Longest Consecutive Sequence

Given an unsorted array of integers, find the length of the longest consecutive elements sequence.

For example,
Given [100, 4, 200, 1, 3, 2],
The longest consecutive elements sequence is [1, 2, 3, 4]. Return its length: 4.

Your algorithm should run in O(n) complexity.

思路

先对数组排序，然后用DP

public class Solution {
    public int longestConsecutive(int[] num) {
        Arrays.sort(num);
        int curLength = 1;
        int maxLength = 1;
        
        for(int i = 1; i < num.length; i++){
            if(num[i] == num[i - 1])
                continue;
            else if(num[i] - num[i - 1] == 1){
                curLength ++;
                maxLength = maxLength > curLength ? maxLength : curLength;
            }
            else
                curLength = 1;
        }//for
        
        return maxLength;
    }
}

 上面思路时间复杂度为O(N*logN)

题目要求用O(n)这里可以借助hashtable或者hashmap，先将数组全部放到hash表中，在遍历数组，找到前面和后面的数，这里利用了hash通过get方法时间复杂度为o(1)

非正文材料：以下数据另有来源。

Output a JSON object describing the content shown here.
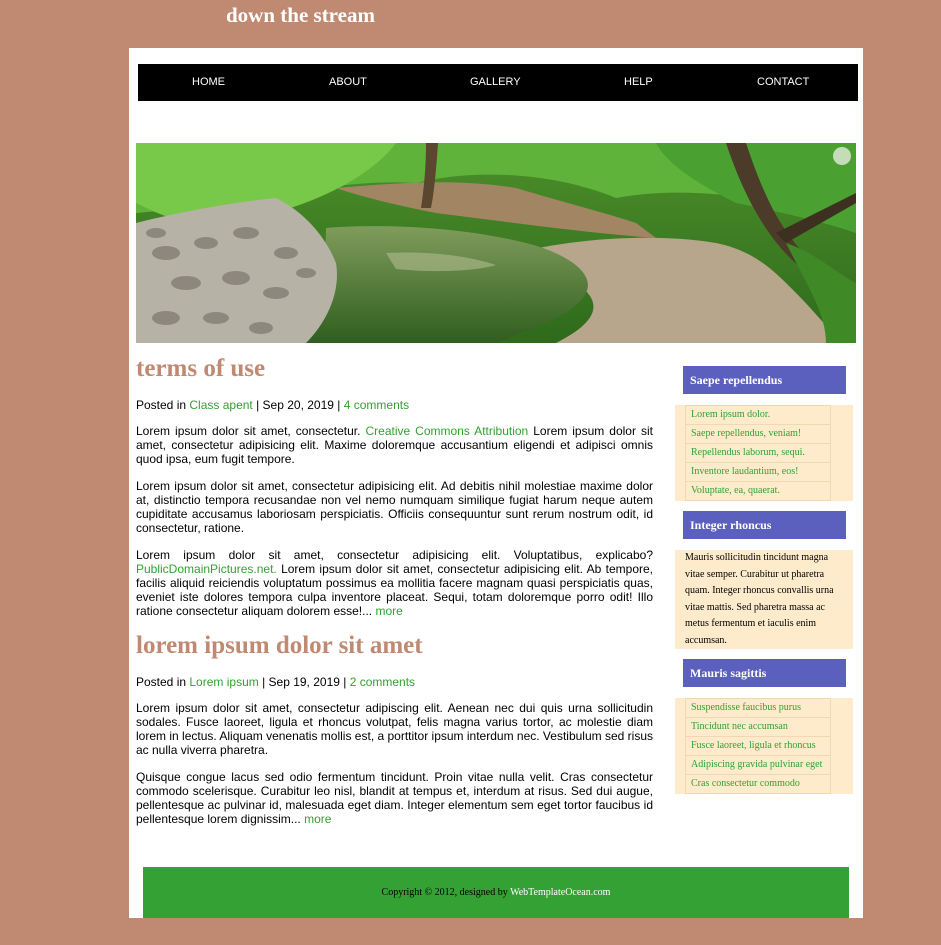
{
  "site": {
    "title": "down the stream"
  },
  "nav": {
    "items": [
      {
        "label": "HOME"
      },
      {
        "label": "ABOUT"
      },
      {
        "label": "GALLERY"
      },
      {
        "label": "HELP"
      },
      {
        "label": "CONTACT"
      }
    ]
  },
  "posts": [
    {
      "title": "terms of use",
      "meta": {
        "prefix": "Posted in ",
        "category": "Class apent",
        "date": " | Sep 20, 2019 | ",
        "comments": "4 comments"
      },
      "p1": {
        "before": "Lorem ipsum dolor sit amet, consectetur. ",
        "link": "Creative Commons Attribution",
        "after": " Lorem ipsum dolor sit amet, consectetur adipisicing elit. Maxime doloremque accusantium eligendi et adipisci omnis quod ipsa, eum fugit tempore."
      },
      "p2": "Lorem ipsum dolor sit amet, consectetur adipisicing elit. Ad debitis nihil molestiae maxime dolor at, distinctio tempora recusandae non vel nemo numquam similique fugiat harum neque autem cupiditate accusamus laboriosam perspiciatis. Officiis consequuntur sunt rerum nostrum odit, id consectetur, ratione.",
      "p3": {
        "before": "Lorem ipsum dolor sit amet, consectetur adipisicing elit. Voluptatibus, explicabo? ",
        "link": "PublicDomainPictures.net.",
        "after": " Lorem ipsum dolor sit amet, consectetur adipisicing elit. Ab tempore, facilis aliquid reiciendis voluptatum possimus ea mollitia facere magnam quasi perspiciatis quas, eveniet iste dolores tempora culpa inventore placeat. Sequi, totam doloremque porro odit! Illo ratione consectetur aliquam dolorem esse!... ",
        "more": "more"
      }
    },
    {
      "title": "lorem ipsum dolor sit amet",
      "meta": {
        "prefix": "Posted in ",
        "category": "Lorem ipsum",
        "date": " | Sep 19, 2019 | ",
        "comments": "2 comments"
      },
      "p1": "Lorem ipsum dolor sit amet, consectetur adipiscing elit. Aenean nec dui quis urna sollicitudin sodales. Fusce laoreet, ligula et rhoncus volutpat, felis magna varius tortor, ac molestie diam lorem in lectus. Aliquam venenatis mollis est, a porttitor ipsum interdum nec. Vestibulum sed risus ac nulla viverra pharetra.",
      "p2": {
        "before": "Quisque congue lacus sed odio fermentum tincidunt. Proin vitae nulla velit. Cras consectetur commodo scelerisque. Curabitur leo nisl, blandit at tempus et, interdum at risus. Sed dui augue, pellentesque ac pulvinar id, malesuada eget diam. Integer elementum sem eget tortor faucibus id pellentesque lorem dignissim... ",
        "more": "more"
      }
    }
  ],
  "sidebar": {
    "box1": {
      "heading": "Saepe repellendus",
      "items": [
        "Lorem ipsum dolor.",
        "Saepe repellendus, veniam!",
        "Repellendus laborum, sequi.",
        "Inventore laudantium, eos!",
        "Voluptate, ea, quaerat."
      ]
    },
    "box2": {
      "heading": "Integer rhoncus",
      "text": "Mauris sollicitudin tincidunt magna vitae semper. Curabitur ut pharetra quam. Integer rhoncus convallis urna vitae mattis. Sed pharetra massa ac metus fermentum et iaculis enim accumsan."
    },
    "box3": {
      "heading": "Mauris sagittis",
      "items": [
        "Suspendisse faucibus purus",
        "Tincidunt nec accumsan",
        "Fusce laoreet, ligula et rhoncus",
        "Adipiscing gravida pulvinar eget",
        "Cras consectetur commodo"
      ]
    }
  },
  "footer": {
    "text": "Copyright © 2012, designed by ",
    "link": "WebTemplateOcean.com"
  },
  "colors": {
    "background": "#c08a72",
    "nav": "#000000",
    "accent_link": "#33a033",
    "sidebar_head": "#5b5fbd",
    "sidebar_box": "#fdebcb",
    "footer": "#33a133"
  }
}
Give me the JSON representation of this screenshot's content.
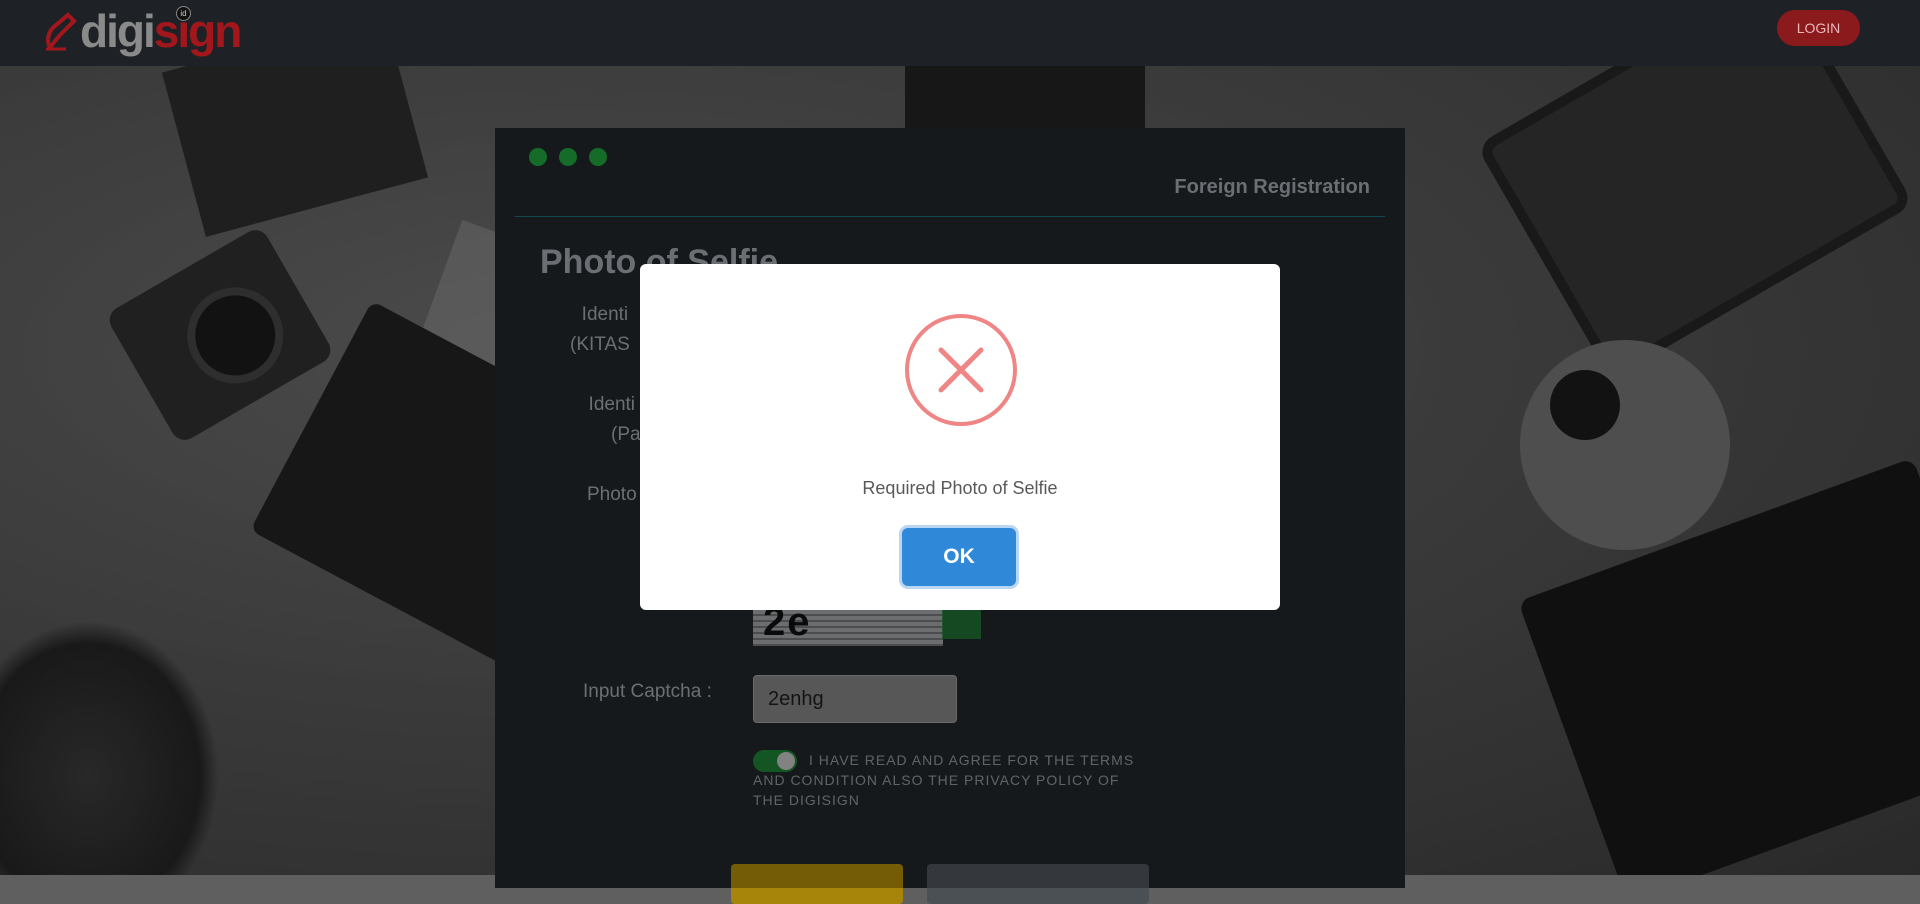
{
  "brand": {
    "digi": "digi",
    "sign": "sign",
    "superscript": "id"
  },
  "navbar": {
    "login_label": "LOGIN"
  },
  "panel": {
    "title": "Foreign Registration",
    "section_heading": "Photo of Selfie",
    "fields": [
      {
        "label_line1": "Identi",
        "label_line2": "(KITAS"
      },
      {
        "label_line1": "Identi",
        "label_line2": "(Pa"
      },
      {
        "label_line1": "Photo",
        "label_line2": ""
      }
    ],
    "captcha_image_text": "2e",
    "captcha_label": "Input Captcha :",
    "captcha_value": "2enhg",
    "terms_text": "I HAVE READ AND AGREE FOR THE TERMS AND CONDITION ALSO THE PRIVACY POLICY OF THE DIGISIGN"
  },
  "modal": {
    "icon": "error-x-icon",
    "message": "Required Photo of Selfie",
    "ok_label": "OK"
  },
  "colors": {
    "brand_red": "#a3171c",
    "error_red": "#f08585",
    "ok_blue": "#3088d8",
    "accent_green": "#1d9b3a"
  }
}
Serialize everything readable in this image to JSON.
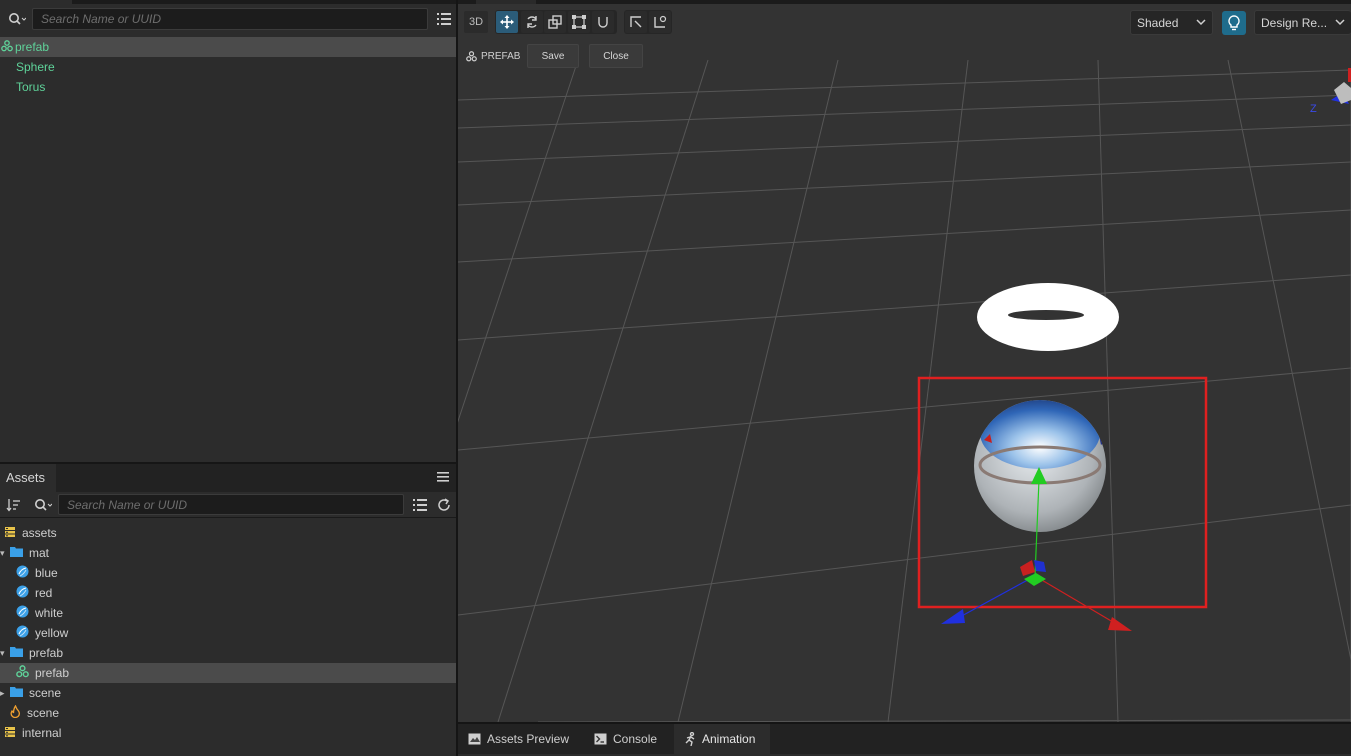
{
  "hierarchy": {
    "search_placeholder": "Search Name or UUID",
    "tree": [
      {
        "label": "prefab",
        "kind": "prefab",
        "selected": true
      },
      {
        "label": "Sphere",
        "kind": "node"
      },
      {
        "label": "Torus",
        "kind": "node"
      }
    ]
  },
  "assets": {
    "tab_label": "Assets",
    "search_placeholder": "Search Name or UUID",
    "tree": [
      {
        "label": "assets"
      },
      {
        "label": "mat"
      },
      {
        "label": "blue"
      },
      {
        "label": "red"
      },
      {
        "label": "white"
      },
      {
        "label": "yellow"
      },
      {
        "label": "prefab"
      },
      {
        "label": "prefab"
      },
      {
        "label": "scene"
      },
      {
        "label": "scene"
      },
      {
        "label": "internal"
      }
    ]
  },
  "scene": {
    "mode_3d": "3D",
    "shading": "Shaded",
    "design_resolution": "Design Re...",
    "prefab_label": "PREFAB",
    "save_label": "Save",
    "close_label": "Close",
    "gizmo_z": "Z"
  },
  "bottom_tabs": [
    {
      "label": "Assets Preview"
    },
    {
      "label": "Console"
    },
    {
      "label": "Animation",
      "active": true
    }
  ],
  "colors": {
    "accent": "#2b5c79",
    "selection_box": "#e02020",
    "node_green": "#5fd39a",
    "folder_blue": "#3aa0e8",
    "assets_yellow": "#e8c34a"
  }
}
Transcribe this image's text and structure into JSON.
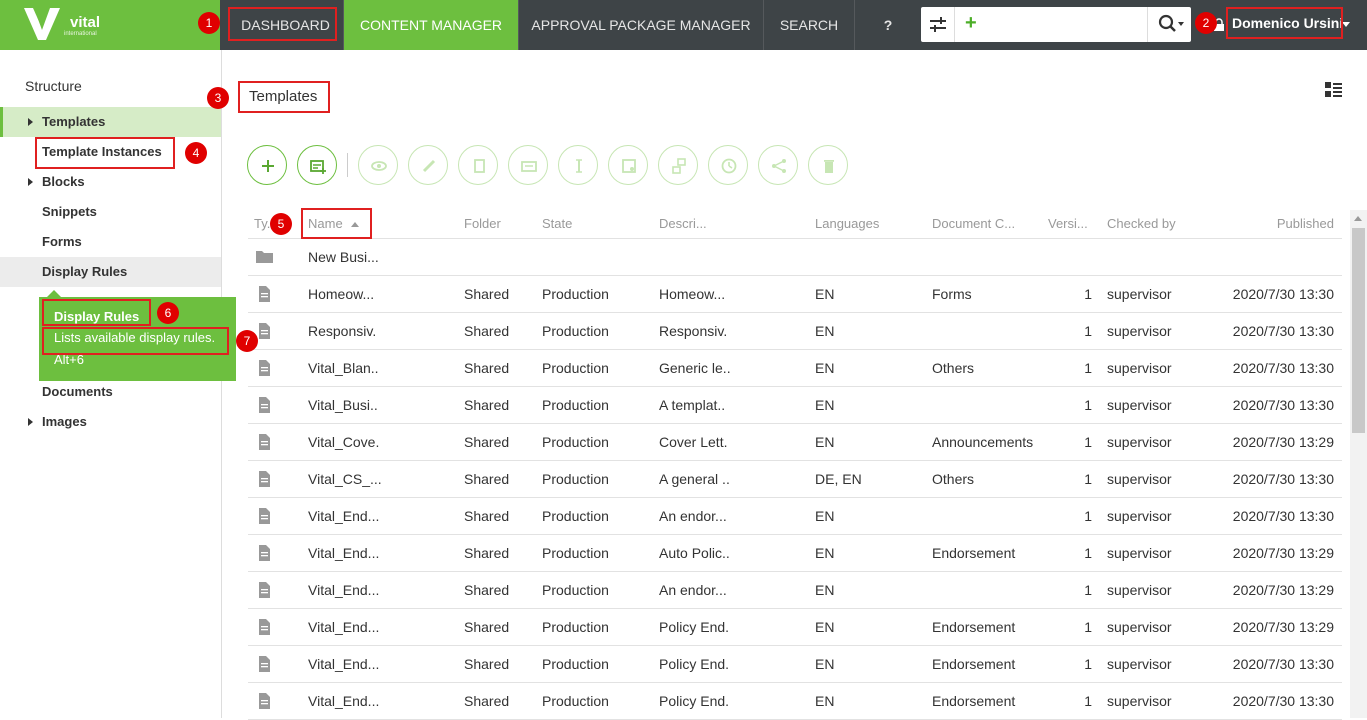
{
  "brand": {
    "name": "vital",
    "sub": "international"
  },
  "nav": {
    "dashboard": "DASHBOARD",
    "content_manager": "CONTENT MANAGER",
    "approval": "APPROVAL PACKAGE MANAGER",
    "search": "SEARCH",
    "help": "?"
  },
  "search": {
    "placeholder": "",
    "add": "+"
  },
  "user": {
    "name": "Domenico Ursini"
  },
  "badges": [
    "1",
    "2",
    "3",
    "4",
    "5",
    "6",
    "7"
  ],
  "sidebar": {
    "title": "Structure",
    "items": [
      "Templates",
      "Template Instances",
      "Blocks",
      "Snippets",
      "Forms",
      "Display Rules",
      "Documents",
      "Images"
    ]
  },
  "tooltip": {
    "title": "Display Rules",
    "desc": "Lists available display rules.",
    "shortcut": "Alt+6"
  },
  "main": {
    "title": "Templates"
  },
  "toolbar": [
    "add-icon",
    "new-instance-icon",
    "preview-icon",
    "edit-icon",
    "copy-icon",
    "duplicate-icon",
    "text-icon",
    "image-icon",
    "move-icon",
    "history-icon",
    "share-icon",
    "delete-icon"
  ],
  "table": {
    "headers": [
      "Ty...",
      "Name",
      "Folder",
      "State",
      "Descri...",
      "Languages",
      "Document C...",
      "Versi...",
      "Checked by",
      "Published"
    ],
    "rows": [
      [
        "folder",
        "New Busi...",
        "",
        "",
        "",
        "",
        "",
        "",
        "",
        ""
      ],
      [
        "doc",
        "Homeow...",
        "Shared",
        "Production",
        "Homeow...",
        "EN",
        "Forms",
        "1",
        "supervisor",
        "2020/7/30 13:30"
      ],
      [
        "doc",
        "Responsiv.",
        "Shared",
        "Production",
        "Responsiv.",
        "EN",
        "",
        "1",
        "supervisor",
        "2020/7/30 13:30"
      ],
      [
        "doc",
        "Vital_Blan..",
        "Shared",
        "Production",
        "Generic le..",
        "EN",
        "Others",
        "1",
        "supervisor",
        "2020/7/30 13:30"
      ],
      [
        "doc",
        "Vital_Busi..",
        "Shared",
        "Production",
        "A templat..",
        "EN",
        "",
        "1",
        "supervisor",
        "2020/7/30 13:30"
      ],
      [
        "doc",
        "Vital_Cove.",
        "Shared",
        "Production",
        "Cover Lett.",
        "EN",
        "Announcements",
        "1",
        "supervisor",
        "2020/7/30 13:29"
      ],
      [
        "doc",
        "Vital_CS_...",
        "Shared",
        "Production",
        "A general ..",
        "DE, EN",
        "Others",
        "1",
        "supervisor",
        "2020/7/30 13:30"
      ],
      [
        "doc",
        "Vital_End...",
        "Shared",
        "Production",
        "An endor...",
        "EN",
        "",
        "1",
        "supervisor",
        "2020/7/30 13:30"
      ],
      [
        "doc",
        "Vital_End...",
        "Shared",
        "Production",
        "Auto Polic..",
        "EN",
        "Endorsement",
        "1",
        "supervisor",
        "2020/7/30 13:29"
      ],
      [
        "doc",
        "Vital_End...",
        "Shared",
        "Production",
        "An endor...",
        "EN",
        "",
        "1",
        "supervisor",
        "2020/7/30 13:29"
      ],
      [
        "doc",
        "Vital_End...",
        "Shared",
        "Production",
        "Policy End.",
        "EN",
        "Endorsement",
        "1",
        "supervisor",
        "2020/7/30 13:29"
      ],
      [
        "doc",
        "Vital_End...",
        "Shared",
        "Production",
        "Policy End.",
        "EN",
        "Endorsement",
        "1",
        "supervisor",
        "2020/7/30 13:30"
      ],
      [
        "doc",
        "Vital_End...",
        "Shared",
        "Production",
        "Policy End.",
        "EN",
        "Endorsement",
        "1",
        "supervisor",
        "2020/7/30 13:30"
      ]
    ]
  },
  "colors": {
    "accent": "#6dbf3f",
    "topbar": "#3e4447",
    "annotation": "#e02020"
  }
}
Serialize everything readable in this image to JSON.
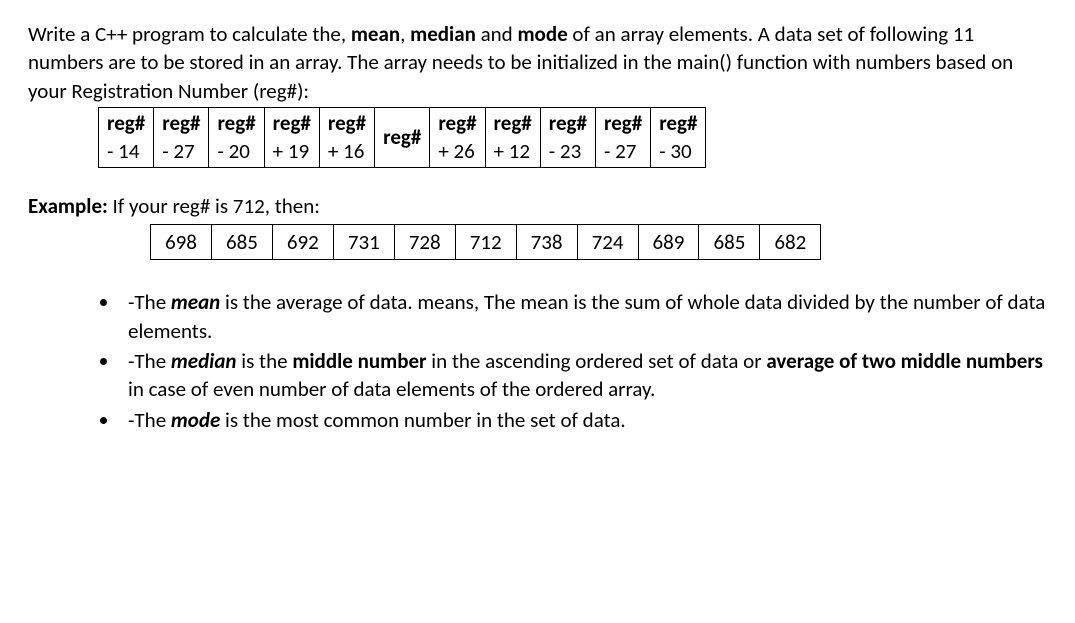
{
  "intro": {
    "l1a": "Write a C++ program to calculate the, ",
    "l1b_mean": "mean",
    "l1c": ", ",
    "l1d_median": "median",
    "l1e": " and ",
    "l1f_mode": "mode",
    "l1g": " of an array elements. A data set of following 11 numbers are to be stored in an array. The array needs to be initialized in the main() function with numbers based on your Registration Number (reg#):"
  },
  "table1": {
    "header_label": "reg#",
    "offsets": [
      "- 14",
      "- 27",
      "- 20",
      "+ 19",
      "+ 16",
      "",
      "+ 26",
      "+ 12",
      "- 23",
      "- 27",
      "- 30"
    ],
    "center_label": "reg#"
  },
  "example": {
    "label_a": "Example:",
    "label_b": " If your reg# is 712, then:",
    "values": [
      "698",
      "685",
      "692",
      "731",
      "728",
      "712",
      "738",
      "724",
      "689",
      "685",
      "682"
    ]
  },
  "bullets": {
    "b1a": "-The ",
    "b1_mean": "mean",
    "b1b": " is the average of data. means, The mean is the sum of whole data divided by the number of data elements.",
    "b2a": "-The ",
    "b2_median": "median",
    "b2b": " is the ",
    "b2_mid": "middle number",
    "b2c": " in the ascending ordered set of data or ",
    "b2_avg": "average of two middle numbers",
    "b2d": " in case of even number of data elements of the ordered array.",
    "b3a": "-The ",
    "b3_mode": "mode",
    "b3b": " is the most common number in the set of data."
  },
  "chart_data": {
    "type": "table",
    "title": "Array offsets relative to reg# and example values for reg#=712",
    "offsets_from_reg": [
      -14,
      -27,
      -20,
      19,
      16,
      0,
      26,
      12,
      -23,
      -27,
      -30
    ],
    "example_reg": 712,
    "example_values": [
      698,
      685,
      692,
      731,
      728,
      712,
      738,
      724,
      689,
      685,
      682
    ]
  }
}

import java.util.Hashtable;

public class Solution {
    public int longestConsecutive(int[] num) {
        Hashtable<Integer, Integer> map = new Hashtable<Integer, Integer>();
        for(int i = 0; i < num.length; i++){
            map.put(num[i], 1);
        }//放到hash表中
        
        int result = 0;
        for(int i = 0; i < num.length; i++){
            int sum = 1;
            if(map.get(num[i]) != null){
                int left = num[i] - 1;
                map.remove(num[i]);
                while(map.get(left) != null){
                    sum ++;
                    map.remove(left);
                    left--;
                }//while
                int right = num[i] + 1;
                while(map.get(right) != null){
                    sum++;
                    map.remove(right);
                    right++;
                }//while
                
                result = result > sum ? result : sum;
            }//if
        }//for
        
        return result;
    }
}